BODEGA INIESTA

DO MANCHUELA & VdlT CASTILLA LA MANCHA

PART TWO

This fledgling bodega (please see last week’s article www.costa-news.com click Cork Talk), just 2 years old now, has recently launched its first wines onto the market. As you can imagine, with such a name behind the bodega, the wines have been heavily publicised in the Spanish Press, and I have to say, to considerable acclaim too. This, I believe is the first critique in the English language Press – so another scoop for the Costa News Group!

Head winemaker, Juanjo Muñoz, was most interested in the fact that an English Journalist, living in Spain and having a knowledge of Spanish wines and wine-making, was interested in visiting the bodega. However when I arrived he was noticeably distraught. Torn between two responsibilities, he had felt bound to go for the choice that really is his raison d’etre, a major wine-making decision, and postpone our meeting for a couple of hours – would I mind?

Of course I was happy to wait whilst he and his assistant went to the lab to decide on the final blend for the new red wine they are about to release, all varieties concerned having been deemed to be in perfect condition for blending that very morning! I couldn’t wait to taste his decision!

Juanjo and I got on like a barrel on fire and he was delighted that I showed such interest in sampling wines from the barrica and tank in their various stages of development. So much so that when I returned home I realised that in fact I hadn’t tasted any of  Bodega Iniesta’s current crop of wines that are on the market right now! No matter – a quick e-mail and the next day a courier arrived with 6 bottles!

Bodega Inestia’s philosophy is that wine should be priced in such a way as to enfranchise everybody – I’m sure this comes from Andrés Iniesta’s family’s agricultural village roots. Therefore all their wines have an excellent price/quality ratio – something for which we are all searching these days!

There are two levels of wine produced – the first, what might be called their ‘entry level’ wines go under the name of  ‘Corazón Loco’. There’s a white, a rosado, a red and a dessert wine. Their attractive labels with a heart motif were perfect for Valentine’s Day (remember this next year fellas!) with the dessert 50cl bottle even having a red scratch and sniff heart embossed on the front.

Their presentation is designed to attract the younger generation many of whom have  in recent years erred away from wine, to beer and spirits consumption. Corazón Loco wines are therefore fittingly vivacious, fresh and easy to drink. But don’t think that  this means inconsequentially light in flavour and pleasure.

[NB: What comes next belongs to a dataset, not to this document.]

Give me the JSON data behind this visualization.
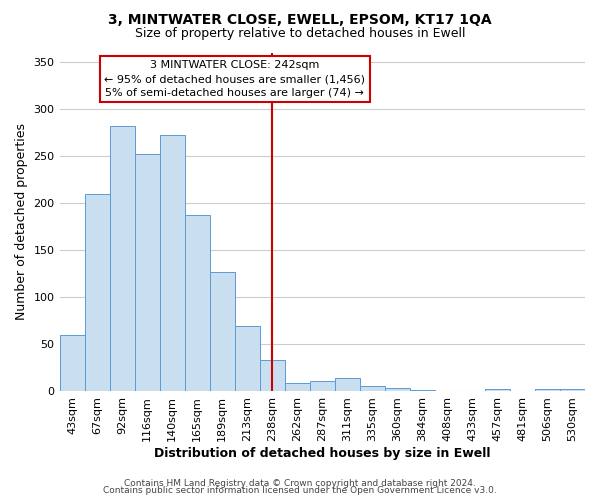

Corazón Loco Tinto 2010 is a joven (young) wine made from a blend of varieties that could differ each year according to the harvest. It’s a super fruit-driven wine with a gentle feel but nevertheless quite long finish and sufficient body and depth of flavour to make it a wine to enjoy on its own and with food – particularly cheese, meat dishes and stews. It’s the best joven wine I’ve taste so far this year!

Their Rosado 2011 is made from Bobal, indigenous to the area and producing deeply coloured rosé wines. It has a light mouth-feel but it’s no lightweight in flavour terms – rounded raspberry and loganberry fruit with rose petal perfume. Check this out with Paella as Spring arrives on the Costas!

Corazón Loco Blanco 2011 is a made from favourite blend of mine – Verdejo and Sauvignon Blanc. Typically fresh and vibrant with bold gooseberry notes the wine also delivers herby aromas, white flower perfume and a pleasing vegetal note with more exotic fruit in the mix too. The best young white of the year so far!

Bodega Iniesta’s flagship wines, produced under the auspices of DO Manchuela, have already made an impact on the DO and will, I’m certain soon start to see their opening high 80’s enter the 90+ Peñin points level and beyond.

Finca Carril 2010 Tinto is made from Tempranillo and Petit Veredot. Correspondingly dark in colour, the wine has a depth of flavour to match its very deep hues. Mature blackberry fruit with aromas of violet and the darkest of red roses blend with liquorice and mineral notes.

Finca de Carril Valeria 2011 Blanco is made with Chardonnay, fermented in French oak barrels with its lees for depth of flavour, elegance and structure, plus 25% Macabeo for fresh acidity and green apple flavours. Drinking very well now I think this wine could do with a few months more to integrate fully in bottle when it will come into it’s own and probably last a good 2 – 3 years.

From the same line their Macabeo 2010 Blanco is now fully developed in bottle. It’s full flavoured with green apple again, rounded and ample with some patisserie notes combined with fresh acidity. Big enough to last for several months yet.

Finally, a quick mention about the potential of all those super wines slowly fermenting and developing ready for the next bottling. It’s clear to me that Bodega Iniesta has entered the market at an already high level and it’s certain to continue improving and will soon consolidate a position as one of the leading lights of the Denominación de Origen and the Vino de la Tierra under whose banners it makes its wines!